On March 21 — the eve of World Water Day — I had the great pleasure of speaking to a large and enthusiastic group of U of T students at an event organized by the Water Working Group. The event featured Dr. Romila Verma, a clean-water advocate from Brock, Debby Danard Wilson, an Anishinaabekwe PhD candidate at OISE, Anne Macdonald, the Director of Ancillary Services at U of T, and Anda Petro and Leanne Rasmussen of the Public Water Initiative here at U of T. The larger issue was the global water crisis, but the reason we came together was to support the call for a bottled water ban at the University of Toronto.
All over North America, students and others are taking the pledge to go bottled water free. To date, 76 municipalities, 4 municipal associations — including the Federation of Canadian Municipalities — 8 school boards, and 21 campuses in Canada have either banned bottled water or established bottled water-free zones. Bottled water sales are down as a result, and a new awareness of the importance of public water is growing.
The bottled water industry is big business. The big four — Coke, Pepsi, Danone and Nestlé — have annual profits of $1.5 billion. It is a highly polluting and toxic industry, with many billions of plastic bottles left behind in landfills, rivers, forests, and oceans every year. Worldwide, 90 per cent of these bottles are not recycled. It also takes large amounts of oil to produce the plastic water bottles and the process of manufacturing and exporting them produces trillions of kilograms of greenhouse gas emissions every year.
Because the industry needs plants at the site, the effect on local watersheds is often devastating and communities from India to Ontario are fighting for the very survival of their local water sources. Nor is bottled water as safe as the industry claims. Bottled water is considered a low risk food product by the federal government and tested infrequently. Many studies have found traces of dangerous toxins in ordinary brands of bottled water. Tap water, on the other hand, is tested every few minutes in municipalities in Canada and is much safer to drink on a day to day basis.
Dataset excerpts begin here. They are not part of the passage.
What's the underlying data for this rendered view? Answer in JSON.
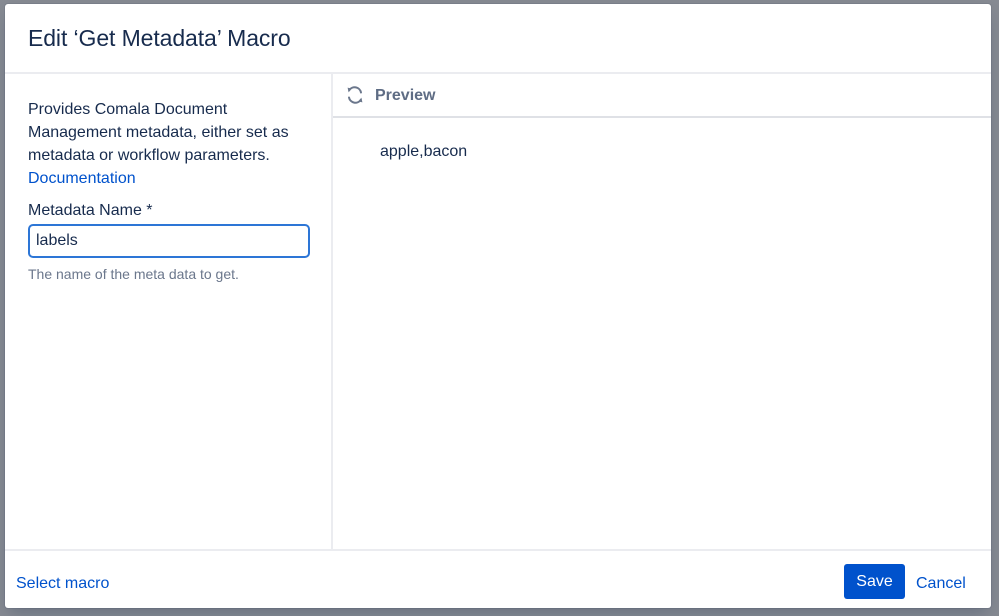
{
  "dialog": {
    "title": "Edit ‘Get Metadata’ Macro"
  },
  "macro": {
    "description": "Provides Comala Document Management metadata, either set as metadata or workflow parameters.",
    "documentation_link": "Documentation"
  },
  "field": {
    "label": "Metadata Name *",
    "value": "labels",
    "help": "The name of the meta data to get."
  },
  "preview": {
    "icon": "refresh-icon",
    "title": "Preview",
    "content": "apple,bacon"
  },
  "footer": {
    "select_macro": "Select macro",
    "save": "Save",
    "cancel": "Cancel"
  },
  "colors": {
    "primary": "#0052cc",
    "text": "#172b4d",
    "muted": "#6b778c",
    "focus_border": "#2d76d6"
  }
}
Bottled water is also many hundreds of times more expensive than tap water and much of it (Coke’s Dasani and Nestle’s Aquafina) is tap water already purified and paid for by taxpayers’ dollars.
Perhaps the biggest concern about bottled water, however, is that it sets the stage for other forms of water commodification. When people make the decision to use bottled water, they often abandon any interest in what comes out of their taps. This can easily lead to a disinclination to pay taxes to keep source water safe and improve infrastructure to ensure safe supplies of public water for everyone. So the bottled water struggle is about more than bottled water per se. It has become a flashpoint in the larger question of who controls water in a world of diminishing supplies and who decides access, and under what conditions.
It is now clear that we are a planet running out of clean water. Modern people currently see water as a resource for our comfort, convenience and profit, not as the essential element in a living ecosystem. So we pollute, mismanage and displace water, moving it from where we can access it, dumping it as waste in the oceans, growing crops in deserts, and sending it out of watersheds in the form of virtual water exports to promote global trade. A recent study coordinated by the World Bank predicted that by 2030, global demand for water will outstrip supply by 40 per cent — a stunning figure foreshadowing terrible human suffering.
All over the world, private interests are moving in to claim water sources for private profit, claiming that water is a just a commodity, like Coca Cola or running shoes, to be put on the open market for sale. Large private utilities like Suez and Veolia, with the backing of the World Bank, run for-profit water services in the global South, denying water to those who cannot afford their high tariffs. Some countries are converting their water licence systems to private property, allowing the actual trade in water and the hoarding of water by the wealthy. Hedge funds and large countries running out of water are buying up land and water in poor countries to hold for future use, creating a whole new form of colonialism.
I believe that water is a common heritage, a public trust and a human right and that no one should be allowed to appropriate it for profit while others go without. That does not mean I support a free-for-all; a well-managed public trust is used more sustainably and shared more equitably than a system based on sheer might.
That is why the campaign to have U of T adopt a bottled water ban is so important. This is a very big, powerful and highly respected institution, and a statement from the university leadership that it supports the struggle for the human right to water by banning the sale of bottled water on campus, would be a significant milestone in the search for global water justice.
Maude Barlow is the National Chairperson of the Council of Canadians and served as Senior Advisor on Water to the 63rd President of the United Nations General Assembly.